Gefertigt wurde das Werkstück aus einem rund 250 Tonnen schweren Stahlklotz in der Saarschmiede im Saarland. Unter mehrmaligem Aufheizen auf etwa 1700 Grad Celsius erhielt die hochfeste, mit elektromagnetischen Eigenschaften ausgestattete Spezialstahllegierung ihre Grundform mit einem eckigen Mittelteil und runden Achsen. Dabei verlor das Formstück durch Quetschen unter starkem Druck in einer 1000-Tonnen-Presse gute 100 Tonnen Gewicht. Solchermaßen verschlankt ging der Rohling im vergangenen Frühjahr auf die gut 700 Kilometer lange Italienreise in die Nähe von Mailand. Dort erhielt die Rotorwelle durch monatelanges Präzisionsfräsen und -drehen ihre jetzige 7,35 Meter lange Form und speckte nochmals 50 Tonnen Material ab. Das rund 3,2 Meter lange, quadratische Rotor-Mittelteil misst zwei auf zwei Meter. Anschließend erfolgte im Herbst letzten Jahres der Rücktransport zur weltweit tätigen ANDRITZ HYDRO in Weiz. Im Pumpspeicherkraftwerk Langenprozelten wurde die Welle nach dem Abladen vom Spezialtransporter in dreitägiger Präzisionsarbeit für den Einbau vorbereitet, in die Vertikale gebracht und mit größter Vorsicht in das neue Generatorgehäuse abgesenkt. Umschlossen wird die Rotorwelle durch vier neu gefertigte Pole aus Kupfer, die in den nächsten Wochen ebenfalls mit Spezialtransporten angeliefert werden. Mit ihrem Gewicht von jeweils 34 Tonnen stellen sie ebenfalls einen neuen Rekord auf, der sie für das Guinness-Buch der Rekorde prädestiniert.

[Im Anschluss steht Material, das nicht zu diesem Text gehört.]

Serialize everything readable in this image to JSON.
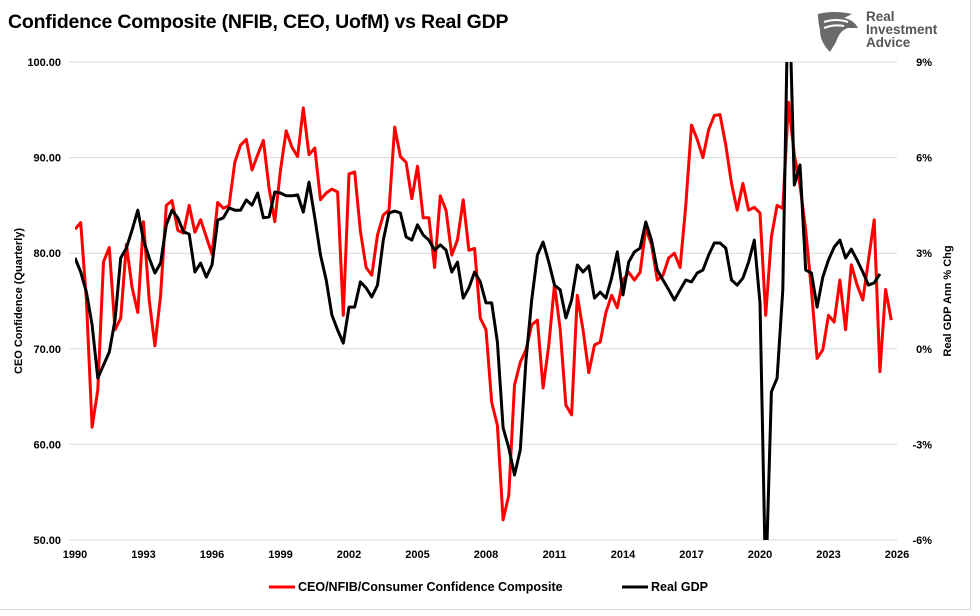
{
  "logo": {
    "text": "Real Investment Advice",
    "lines": [
      "Real",
      "Investment",
      "Advice"
    ]
  },
  "colors": {
    "series1": "#ff0000",
    "series2": "#000000",
    "grid": "#d9d9d9"
  },
  "chart_data": {
    "type": "line",
    "title": "Confidence Composite (NFIB, CEO, UofM) vs Real GDP",
    "ylabel": "CEO Confidence (Quarterly)",
    "y2label": "Real GDP Ann % Chg",
    "xlim": [
      1990,
      2026
    ],
    "ylim": [
      50,
      100
    ],
    "y2lim": [
      -6,
      9
    ],
    "xticks": [
      "1990",
      "1993",
      "1996",
      "1999",
      "2002",
      "2005",
      "2008",
      "2011",
      "2014",
      "2017",
      "2020",
      "2023",
      "2026"
    ],
    "yticks": [
      "100.00",
      "90.00",
      "80.00",
      "70.00",
      "60.00",
      "50.00"
    ],
    "y2ticks": [
      "9%",
      "6%",
      "3%",
      "0%",
      "-3%",
      "-6%"
    ],
    "grid": "horizontal",
    "legend_position": "bottom",
    "series": [
      {
        "name": "CEO/NFIB/Consumer Confidence Composite",
        "axis": "left",
        "frequency": "quarterly",
        "x_range": [
          "1990Q1",
          "2025Q4"
        ],
        "values": [
          82.5,
          83.2,
          75.1,
          61.8,
          65.7,
          79.1,
          80.6,
          72.0,
          73.2,
          80.9,
          76.4,
          73.8,
          83.3,
          75.1,
          70.3,
          75.6,
          85.0,
          85.5,
          82.4,
          82.1,
          85.0,
          82.2,
          83.5,
          81.7,
          79.9,
          85.3,
          84.7,
          85.0,
          89.5,
          91.3,
          91.9,
          88.7,
          90.3,
          91.8,
          86.8,
          83.3,
          88.7,
          92.8,
          91.1,
          90.1,
          95.2,
          90.3,
          91.0,
          85.6,
          86.3,
          86.7,
          86.4,
          73.5,
          88.3,
          88.5,
          82.3,
          78.5,
          77.7,
          81.9,
          84.0,
          84.5,
          93.2,
          90.1,
          89.5,
          85.7,
          89.1,
          83.7,
          83.7,
          78.5,
          86.0,
          84.5,
          79.8,
          81.4,
          85.6,
          80.3,
          80.5,
          73.2,
          72.0,
          64.4,
          62.0,
          52.1,
          54.7,
          66.2,
          68.6,
          69.9,
          72.5,
          73.0,
          65.9,
          70.4,
          76.7,
          72.0,
          64.1,
          63.1,
          75.6,
          72.0,
          67.5,
          70.4,
          70.7,
          73.8,
          75.6,
          74.3,
          77.2,
          78.0,
          77.2,
          78.0,
          82.6,
          80.9,
          77.2,
          77.7,
          79.5,
          80.0,
          78.5,
          85.0,
          93.4,
          91.9,
          90.0,
          92.9,
          94.4,
          94.5,
          91.3,
          87.3,
          84.5,
          87.3,
          84.5,
          84.8,
          84.2,
          73.5,
          81.7,
          85.0,
          84.7,
          95.8,
          90.3,
          87.1,
          82.4,
          76.2,
          69.0,
          69.9,
          73.5,
          72.8,
          77.2,
          72.0,
          78.8,
          76.7,
          75.1,
          79.3,
          83.5,
          67.6,
          76.2,
          73.0
        ]
      },
      {
        "name": "Real GDP",
        "axis": "right",
        "frequency": "quarterly",
        "x_range": [
          "1990Q1",
          "2025Q2"
        ],
        "values": [
          2.85,
          2.41,
          1.78,
          0.75,
          -0.92,
          -0.51,
          -0.1,
          0.9,
          2.85,
          3.16,
          3.73,
          4.35,
          3.41,
          2.85,
          2.38,
          2.69,
          3.89,
          4.35,
          4.11,
          3.67,
          3.6,
          2.41,
          2.69,
          2.25,
          2.63,
          4.04,
          4.11,
          4.42,
          4.35,
          4.35,
          4.67,
          4.51,
          4.89,
          4.11,
          4.14,
          4.92,
          4.89,
          4.8,
          4.8,
          4.83,
          4.29,
          5.23,
          4.11,
          2.94,
          2.16,
          1.06,
          0.59,
          0.18,
          1.31,
          1.31,
          2.1,
          1.91,
          1.63,
          2.0,
          3.41,
          4.26,
          4.32,
          4.26,
          3.51,
          3.41,
          3.89,
          3.57,
          3.41,
          3.1,
          3.26,
          3.1,
          2.41,
          2.72,
          1.59,
          1.91,
          2.41,
          2.1,
          1.44,
          1.44,
          0.21,
          -2.48,
          -3.11,
          -3.96,
          -3.17,
          -0.35,
          1.53,
          2.94,
          3.35,
          2.72,
          2.0,
          1.85,
          0.97,
          1.53,
          2.63,
          2.41,
          2.6,
          1.59,
          1.78,
          1.59,
          2.22,
          3.04,
          1.69,
          2.72,
          3.04,
          3.16,
          3.98,
          3.41,
          2.47,
          2.16,
          1.85,
          1.53,
          1.85,
          2.16,
          2.1,
          2.38,
          2.47,
          2.94,
          3.32,
          3.32,
          3.16,
          2.16,
          2.0,
          2.22,
          2.72,
          3.41,
          1.44,
          -7.5,
          -1.35,
          -0.92,
          1.85,
          12.0,
          5.14,
          5.77,
          2.47,
          2.38,
          1.31,
          2.25,
          2.79,
          3.19,
          3.41,
          2.85,
          3.13,
          2.79,
          2.41,
          2.0,
          2.07,
          2.35
        ]
      }
    ]
  }
}
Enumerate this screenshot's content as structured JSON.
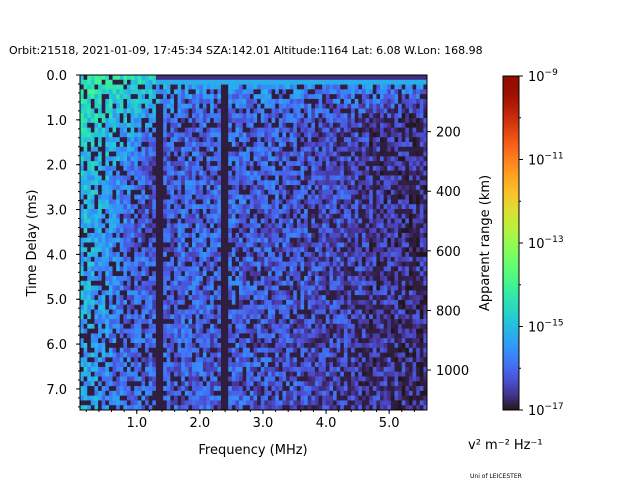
{
  "chart_data": {
    "type": "heatmap",
    "title": "Orbit:21518, 2021-01-09, 17:45:34 SZA:142.01 Altitude:1164 Lat: 6.08 W.Lon: 168.98",
    "xlabel": "Frequency (MHz)",
    "ylabel": "Time Delay (ms)",
    "y2label": "Apparent range (km)",
    "xlim": [
      0.1,
      5.6
    ],
    "ylim": [
      7.47,
      0.0
    ],
    "y2lim": [
      1134,
      10
    ],
    "x_ticks": [
      1.0,
      2.0,
      3.0,
      4.0,
      5.0
    ],
    "x_tick_labels": [
      "1.0",
      "2.0",
      "3.0",
      "4.0",
      "5.0"
    ],
    "y_ticks": [
      0,
      1,
      2,
      3,
      4,
      5,
      6,
      7
    ],
    "y_tick_labels": [
      "0.0",
      "1.0",
      "2.0",
      "3.0",
      "4.0",
      "5.0",
      "6.0",
      "7.0"
    ],
    "y2_ticks": [
      200,
      400,
      600,
      800,
      1000
    ],
    "y2_tick_labels": [
      "200",
      "400",
      "600",
      "800",
      "1000"
    ],
    "colorbar": {
      "scale": "log",
      "range": [
        1e-17,
        1e-09
      ],
      "colormap": "turbo",
      "tick_base": "10",
      "tick_exponents": [
        "−9",
        "−11",
        "−13",
        "−15",
        "−17"
      ],
      "tick_values_log10": [
        -9,
        -11,
        -13,
        -15,
        -17
      ],
      "unit_label": "v² m⁻² Hz⁻¹"
    },
    "coarse_grid_log10": {
      "freq_MHz": [
        0.25,
        0.75,
        1.25,
        1.75,
        2.25,
        2.75,
        3.25,
        3.75,
        4.25,
        4.75,
        5.25
      ],
      "delay_ms": [
        0.15,
        1.0,
        2.0,
        3.0,
        4.0,
        5.0,
        6.0,
        7.0
      ],
      "values": [
        [
          -14.3,
          -14.5,
          -14.9,
          -15.4,
          -15.5,
          -15.5,
          -15.5,
          -15.5,
          -15.6,
          -15.6,
          -15.6
        ],
        [
          -14.7,
          -15.1,
          -15.6,
          -16.2,
          -16.0,
          -16.0,
          -16.1,
          -16.2,
          -16.3,
          -16.5,
          -16.6
        ],
        [
          -15.0,
          -15.5,
          -16.3,
          -16.0,
          -16.0,
          -16.0,
          -16.1,
          -16.2,
          -16.3,
          -16.5,
          -16.6
        ],
        [
          -15.1,
          -15.7,
          -16.3,
          -16.0,
          -16.0,
          -16.1,
          -16.1,
          -16.2,
          -16.3,
          -16.5,
          -16.6
        ],
        [
          -15.2,
          -15.8,
          -16.2,
          -16.0,
          -16.0,
          -16.1,
          -16.2,
          -16.2,
          -16.3,
          -16.5,
          -16.6
        ],
        [
          -15.3,
          -15.9,
          -16.1,
          -16.0,
          -16.1,
          -16.1,
          -16.2,
          -16.2,
          -16.3,
          -16.5,
          -16.6
        ],
        [
          -15.3,
          -15.9,
          -16.1,
          -16.0,
          -16.1,
          -16.1,
          -16.2,
          -16.3,
          -16.4,
          -16.5,
          -16.6
        ],
        [
          -15.3,
          -15.9,
          -16.1,
          -16.0,
          -16.1,
          -16.1,
          -16.2,
          -16.3,
          -16.4,
          -16.5,
          -16.6
        ]
      ]
    }
  },
  "footer": {
    "credit": "Uni of LEICESTER"
  }
}
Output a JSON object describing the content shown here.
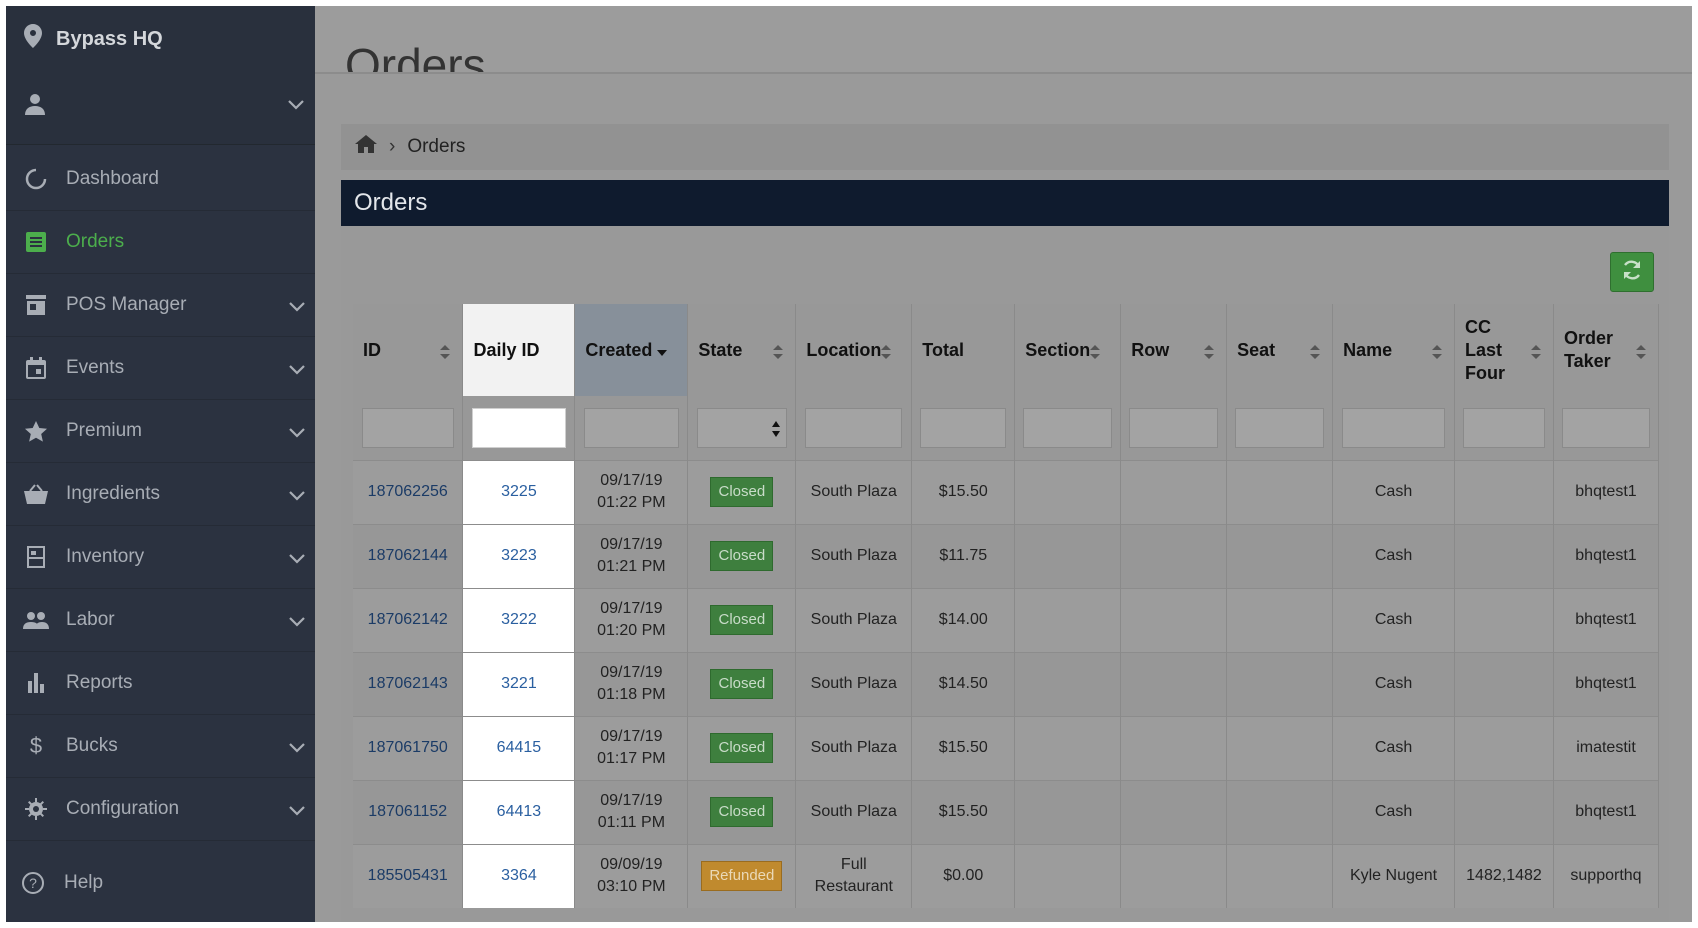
{
  "sidebar": {
    "location": "Bypass HQ",
    "items": [
      {
        "label": "Dashboard",
        "icon": "dashboard-icon"
      },
      {
        "label": "Orders",
        "icon": "orders-icon"
      },
      {
        "label": "POS Manager",
        "icon": "store-icon"
      },
      {
        "label": "Events",
        "icon": "calendar-icon"
      },
      {
        "label": "Premium",
        "icon": "star-icon"
      },
      {
        "label": "Ingredients",
        "icon": "basket-icon"
      },
      {
        "label": "Inventory",
        "icon": "inventory-icon"
      },
      {
        "label": "Labor",
        "icon": "people-icon"
      },
      {
        "label": "Reports",
        "icon": "bar-chart-icon"
      },
      {
        "label": "Bucks",
        "icon": "dollar-icon"
      },
      {
        "label": "Configuration",
        "icon": "gear-icon"
      }
    ],
    "help": "Help",
    "active_color": "#4cae4c"
  },
  "main": {
    "page_title": "Orders",
    "breadcrumb": {
      "current": "Orders"
    },
    "panel_title": "Orders",
    "columns": {
      "id": "ID",
      "daily_id": "Daily ID",
      "created": "Created",
      "state": "State",
      "location": "Location",
      "total": "Total",
      "section": "Section",
      "row": "Row",
      "seat": "Seat",
      "name": "Name",
      "cc1": "CC",
      "cc2": "Last",
      "cc3": "Four",
      "taker1": "Order",
      "taker2": "Taker"
    },
    "rows": [
      {
        "id": "187062256",
        "daily_id": "3225",
        "date": "09/17/19",
        "time": "01:22 PM",
        "state": "Closed",
        "loc1": "South Plaza",
        "loc2": "",
        "total": "$15.50",
        "section": "",
        "row": "",
        "seat": "",
        "name": "Cash",
        "cc": "",
        "taker": "bhqtest1"
      },
      {
        "id": "187062144",
        "daily_id": "3223",
        "date": "09/17/19",
        "time": "01:21 PM",
        "state": "Closed",
        "loc1": "South Plaza",
        "loc2": "",
        "total": "$11.75",
        "section": "",
        "row": "",
        "seat": "",
        "name": "Cash",
        "cc": "",
        "taker": "bhqtest1"
      },
      {
        "id": "187062142",
        "daily_id": "3222",
        "date": "09/17/19",
        "time": "01:20 PM",
        "state": "Closed",
        "loc1": "South Plaza",
        "loc2": "",
        "total": "$14.00",
        "section": "",
        "row": "",
        "seat": "",
        "name": "Cash",
        "cc": "",
        "taker": "bhqtest1"
      },
      {
        "id": "187062143",
        "daily_id": "3221",
        "date": "09/17/19",
        "time": "01:18 PM",
        "state": "Closed",
        "loc1": "South Plaza",
        "loc2": "",
        "total": "$14.50",
        "section": "",
        "row": "",
        "seat": "",
        "name": "Cash",
        "cc": "",
        "taker": "bhqtest1"
      },
      {
        "id": "187061750",
        "daily_id": "64415",
        "date": "09/17/19",
        "time": "01:17 PM",
        "state": "Closed",
        "loc1": "South Plaza",
        "loc2": "",
        "total": "$15.50",
        "section": "",
        "row": "",
        "seat": "",
        "name": "Cash",
        "cc": "",
        "taker": "imatestit"
      },
      {
        "id": "187061152",
        "daily_id": "64413",
        "date": "09/17/19",
        "time": "01:11 PM",
        "state": "Closed",
        "loc1": "South Plaza",
        "loc2": "",
        "total": "$15.50",
        "section": "",
        "row": "",
        "seat": "",
        "name": "Cash",
        "cc": "",
        "taker": "bhqtest1"
      },
      {
        "id": "185505431",
        "daily_id": "3364",
        "date": "09/09/19",
        "time": "03:10 PM",
        "state": "Refunded",
        "loc1": "Full",
        "loc2": "Restaurant",
        "total": "$0.00",
        "section": "",
        "row": "",
        "seat": "",
        "name": "Kyle Nugent",
        "cc": "1482,1482",
        "taker": "supporthq"
      }
    ]
  },
  "colors": {
    "sidebar_bg": "#2b3240",
    "panel_header": "#0f1b2e",
    "closed_badge": "#3e7f3e",
    "refunded_badge": "#c08a2e",
    "refresh_button": "#3f8f3f"
  }
}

So schwer wie ein vollbeladener Jumbo

Nach der Inbetriebnahme des ertüchtigten Turbo-Generatorsatzes im Sommer 2016 wird er mit 500 Umdrehungen in der Minute rotieren und Einphasenstrom für die Deutsche Bahn erzeugen. Jeder der vier Pole um den Rotor herum muss mit 27.000 Tonnen Kraft gehalten werden, was einem Gewicht von 70 vollbeladenen Großraumflugzeugen des Typs Boeing 747 entspricht. Entsprechende Fliehkrafttests mit 756 Umdrehungen in der Minute wurden vor der Auslieferung im werkseigenen Schleudertunnel von ANDRITZ HYDRO vorgenommen. Seit gut zehn Monaten (Mai 2015) unterzieht die Donau-Wasserkraft AG (DWK), ein Tochterunternehmen von Rhein-Main-Donau AG (99,25 Prozent) und Uniper (0,75 Prozent), ihr Pumpspeicherkraftwerk Langenprozelten im unterfränkischen Landkreis Main-Spessart einer intensiven Fitnesskur. Rund 56 Millionen Euro sind bis Ende 2017 vor allem für den Austausch der beiden Generatoren, die Revision der beiden Pumpturbinen und der sechs Kugelschieber (Absperrvorrichtungen) sowie in die im September 2015 erfolgreich abgeschlossene Ertüchtigung der Unterbecken-Abdichtung vorgesehen. Ziel der umfangreichen Arbeiten ist es, die Versorgung der Deutschen Bahn mit Spitzenstrom zu den Rushhour-Zeiten im Bahnverkehr auch die nächsten Jahrzehnte zuverlässig sicherzustellen.